Cherry Blossom Festival celebrates Japanese culture

Photo credit: Armando Zelaya

Heavy drumsticks pounding rhythmically on large drums as cherry blossoms flutter in the light breeze.

This was the scene at El Camino’s annual Dr. Nadine Ishitani Hata Memorial Cherry Blossom Festival, which took place on March 5 and featured everything from Taiko drumming to student-written haikus.

Taiko Center of Los Angeles provided the main entertainment with their energetic drumming. Rev. Tom Kurai of the Taiko Center also performed a Japanese version of the Lion Dance, during which he donned a dragon costume and pranced around.

Kurai described the viewing of the blossoming of the cherry blossoms as a “national pastime in Japan.”

“I’m glad (El Camino) continues (the festival) every year at this time when the cherry blossoms bloom in Japan,” Kurai said, “The event is very significant.”

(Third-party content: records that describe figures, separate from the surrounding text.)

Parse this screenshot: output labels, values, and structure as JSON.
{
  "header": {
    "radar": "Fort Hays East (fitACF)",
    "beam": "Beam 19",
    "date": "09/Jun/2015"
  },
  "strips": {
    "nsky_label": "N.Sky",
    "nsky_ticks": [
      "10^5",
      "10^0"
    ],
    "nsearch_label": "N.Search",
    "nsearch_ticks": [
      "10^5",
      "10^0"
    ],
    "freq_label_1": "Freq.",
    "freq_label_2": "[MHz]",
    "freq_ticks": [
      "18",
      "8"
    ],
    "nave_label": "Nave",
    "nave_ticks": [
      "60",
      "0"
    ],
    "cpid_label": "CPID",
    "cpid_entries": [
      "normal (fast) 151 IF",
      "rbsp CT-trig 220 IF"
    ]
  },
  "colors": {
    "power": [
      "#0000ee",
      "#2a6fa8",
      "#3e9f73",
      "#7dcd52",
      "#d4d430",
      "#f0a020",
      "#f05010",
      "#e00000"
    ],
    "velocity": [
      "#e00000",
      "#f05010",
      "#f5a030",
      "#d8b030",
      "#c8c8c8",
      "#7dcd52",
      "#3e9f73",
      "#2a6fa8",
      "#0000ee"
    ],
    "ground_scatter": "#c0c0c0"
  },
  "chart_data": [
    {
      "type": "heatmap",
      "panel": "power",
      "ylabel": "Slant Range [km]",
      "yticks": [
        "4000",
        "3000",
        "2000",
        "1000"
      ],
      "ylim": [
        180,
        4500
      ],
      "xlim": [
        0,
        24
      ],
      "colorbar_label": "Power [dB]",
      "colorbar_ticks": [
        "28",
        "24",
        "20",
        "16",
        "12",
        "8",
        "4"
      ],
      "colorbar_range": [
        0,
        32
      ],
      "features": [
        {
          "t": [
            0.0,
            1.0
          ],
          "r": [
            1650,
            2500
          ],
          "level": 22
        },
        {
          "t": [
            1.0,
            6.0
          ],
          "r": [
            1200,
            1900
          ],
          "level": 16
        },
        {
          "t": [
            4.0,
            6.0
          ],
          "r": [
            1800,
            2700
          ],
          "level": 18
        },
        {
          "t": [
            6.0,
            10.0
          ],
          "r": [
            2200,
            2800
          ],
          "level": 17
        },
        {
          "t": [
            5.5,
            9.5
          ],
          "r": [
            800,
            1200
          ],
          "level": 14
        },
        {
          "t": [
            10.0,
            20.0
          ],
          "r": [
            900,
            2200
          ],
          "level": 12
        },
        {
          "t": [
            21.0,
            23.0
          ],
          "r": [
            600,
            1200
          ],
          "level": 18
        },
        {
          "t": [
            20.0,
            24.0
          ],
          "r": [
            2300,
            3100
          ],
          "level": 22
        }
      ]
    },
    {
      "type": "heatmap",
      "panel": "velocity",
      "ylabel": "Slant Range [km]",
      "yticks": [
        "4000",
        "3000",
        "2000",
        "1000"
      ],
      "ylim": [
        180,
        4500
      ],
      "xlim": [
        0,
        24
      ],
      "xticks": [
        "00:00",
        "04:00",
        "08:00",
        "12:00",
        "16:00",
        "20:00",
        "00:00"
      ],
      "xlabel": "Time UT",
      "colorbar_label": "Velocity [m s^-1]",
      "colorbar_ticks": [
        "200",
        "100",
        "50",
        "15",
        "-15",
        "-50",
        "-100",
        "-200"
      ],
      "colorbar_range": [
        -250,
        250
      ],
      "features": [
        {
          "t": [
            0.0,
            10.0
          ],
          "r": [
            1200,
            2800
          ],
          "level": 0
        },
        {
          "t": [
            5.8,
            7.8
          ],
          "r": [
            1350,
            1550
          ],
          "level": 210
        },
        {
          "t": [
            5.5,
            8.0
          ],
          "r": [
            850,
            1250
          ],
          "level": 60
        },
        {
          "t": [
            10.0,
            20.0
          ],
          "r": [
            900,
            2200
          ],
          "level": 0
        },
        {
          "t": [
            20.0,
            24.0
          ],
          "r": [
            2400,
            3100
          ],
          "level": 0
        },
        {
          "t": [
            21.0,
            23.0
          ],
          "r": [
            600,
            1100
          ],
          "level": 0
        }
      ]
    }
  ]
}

During the festival, students Emma Nazario and Rafael Torres were presented with the 2015 Dr. Nadine Ishitani Hata Memorial Scholarship. The scholarship is an award for health science majors at El Camino College that has been in place for ten years and was established by Dr. Hata before she died.

Torres, 24, radiology tech major, who will use the scholarship to attend CSU Dominguez Hills, referred to the scholarship as “absolutely motivating.”

“Hard work pays off,” Torres said about the journey to receive this scholarship, “I’ve been blessed along the way.”

Another form of entertainment at the festival was the performance from Clint Margrave’s English 24A class, in which they presented haikus they had written.

The coming and going of the cherry blossoms represents the “importance of experiencing and enjoying the moment,” Dean of Humanities Tom Lew said on the significance of this event.